TRX seems to be a great training medium between strength and mobility

My short time at Cressey Performance in 2010 showed me that "corrective training to unlock performance" is the smartest way to train, and that is something i try to acheive with every single PT client i train. Identifying weak points and working on them towards a balanced physique is definately the best long-term goal for general fitness clients who want more muscle and less fat.

Common mistakes

I just recently had a 2 new clients who have similar goals and strengths, They:

1. Have a fundamental goal to lose bodyfat and look leaner
2. Have a great work ethic in the gym
3. Have a natural passion and talent for training
4. Have spent the last year annihilating themselves with 'Crossfit' style torture.
5. Have some of the worst flexibility issues i have seen in females since becoming a PT.

Point 4 is the most common problem with general gym goers - they think more is better and no pain is no gain! Yeah right. I wont go into the clients' individual details here but one of the recent new clients had stayed the same weight for the past 12 months, within 10 days of training with me she was down 3 kgs.... how?

History: Previously she had been weight training, quite heavy, sets of 10, eating moderately well with some cheats and occasional alcohol on weekends. So her behaviour was actually supporting weight gain or at the very least weight maintenance.

Whats the fundamental goal? I want to drop some weight.

Tactic: 3 x targeted full body metabolic session (light resistance/high reps) coupled with a strict GFD diet for 7 days.

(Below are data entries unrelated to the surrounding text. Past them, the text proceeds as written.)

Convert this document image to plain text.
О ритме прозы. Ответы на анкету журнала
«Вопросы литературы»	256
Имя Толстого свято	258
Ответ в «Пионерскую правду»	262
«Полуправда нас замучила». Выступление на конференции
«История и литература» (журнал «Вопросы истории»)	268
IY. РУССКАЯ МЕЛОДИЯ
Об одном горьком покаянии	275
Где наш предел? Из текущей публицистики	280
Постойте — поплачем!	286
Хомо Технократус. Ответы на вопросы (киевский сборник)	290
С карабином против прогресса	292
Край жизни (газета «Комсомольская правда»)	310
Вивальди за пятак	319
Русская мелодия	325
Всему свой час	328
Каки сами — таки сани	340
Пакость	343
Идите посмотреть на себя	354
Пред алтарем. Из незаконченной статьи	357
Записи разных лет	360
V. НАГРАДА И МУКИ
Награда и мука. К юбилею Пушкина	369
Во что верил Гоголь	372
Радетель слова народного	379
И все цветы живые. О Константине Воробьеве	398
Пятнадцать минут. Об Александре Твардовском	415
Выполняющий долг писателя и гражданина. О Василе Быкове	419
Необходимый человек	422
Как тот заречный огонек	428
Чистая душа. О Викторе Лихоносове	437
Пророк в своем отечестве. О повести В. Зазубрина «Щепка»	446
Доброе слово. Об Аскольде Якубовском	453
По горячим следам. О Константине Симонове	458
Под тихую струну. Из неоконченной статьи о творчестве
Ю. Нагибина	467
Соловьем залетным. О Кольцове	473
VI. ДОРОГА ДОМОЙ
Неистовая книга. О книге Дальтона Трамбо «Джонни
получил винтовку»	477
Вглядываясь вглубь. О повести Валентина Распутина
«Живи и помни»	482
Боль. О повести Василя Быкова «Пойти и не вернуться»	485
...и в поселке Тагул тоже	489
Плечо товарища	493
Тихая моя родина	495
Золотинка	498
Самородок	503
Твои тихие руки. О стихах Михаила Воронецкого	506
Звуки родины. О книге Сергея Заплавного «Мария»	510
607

Result: 3kg Weight loss. New behaviour to match the desired goal = result. After week 1 was done we started to use corrective training to unlock performance and the client is still consistently progressing both in strength and fat loss each week for the past 8 weeks. I believe this is a common case in most people who train without professional advice; muscles get too tight and stressed to recover and improve. Which leads to a lot of frustration, wasted time and could easily lead to serious injuries in the future.


Buying PT sessions from anyone is a 2-way commitment. I see too many people wasting their time in the gym and using PTs as accessories. There is nothing more annoying than turning up to a session (as a PT) with a great program planned out only for a client to no-show - not cool. In an ideal world, PTs should not be afraid to be honest and clear with clients who aren't keeping up with their side of the agreement. This, however (due to commision based industry) is quite rare and takes real courage.

Every person who trains and uses a gym needs to first write down their fundamental goals. Im not talking about "fat down/muscle up" you need to get more specific. E.g. I want to lose 20lbs of bodyfat in the next 12 weeks. Then work out what it will take to acheive that goal. Too many people are training towards results that they do not want. Take your average evening gym user who gets on the X-trainer for 45 minutes - they are doing that because they believe this is the best way to lose bodyfat and get in shape. As a fitness professional, im saying there are more efficient ways to burn bodyfat, cardio training is just one tool you would use... and not necessarily for that length of time. If you dont know what your doing, hire someone who does.  

Have a long-term training plan. If  your goal (like mine) is to train for the rest of your life then you need to get smarter with training intensity, plan recovery and take foot off the gas once in a while to increase your training longevity.

Lastly, I think moving on is healthy in life. In my job i really believe a good trainer should move gyms or location every 18-24 months to keep things fresh and aim to re-educate and spread the fitness message to another group of people. I am proud of my time in Bahrain and am excited about the future in Singapore. I hope my blog readers will follow me there :)

I hope Bahrain can bounce back from its current situation very soon.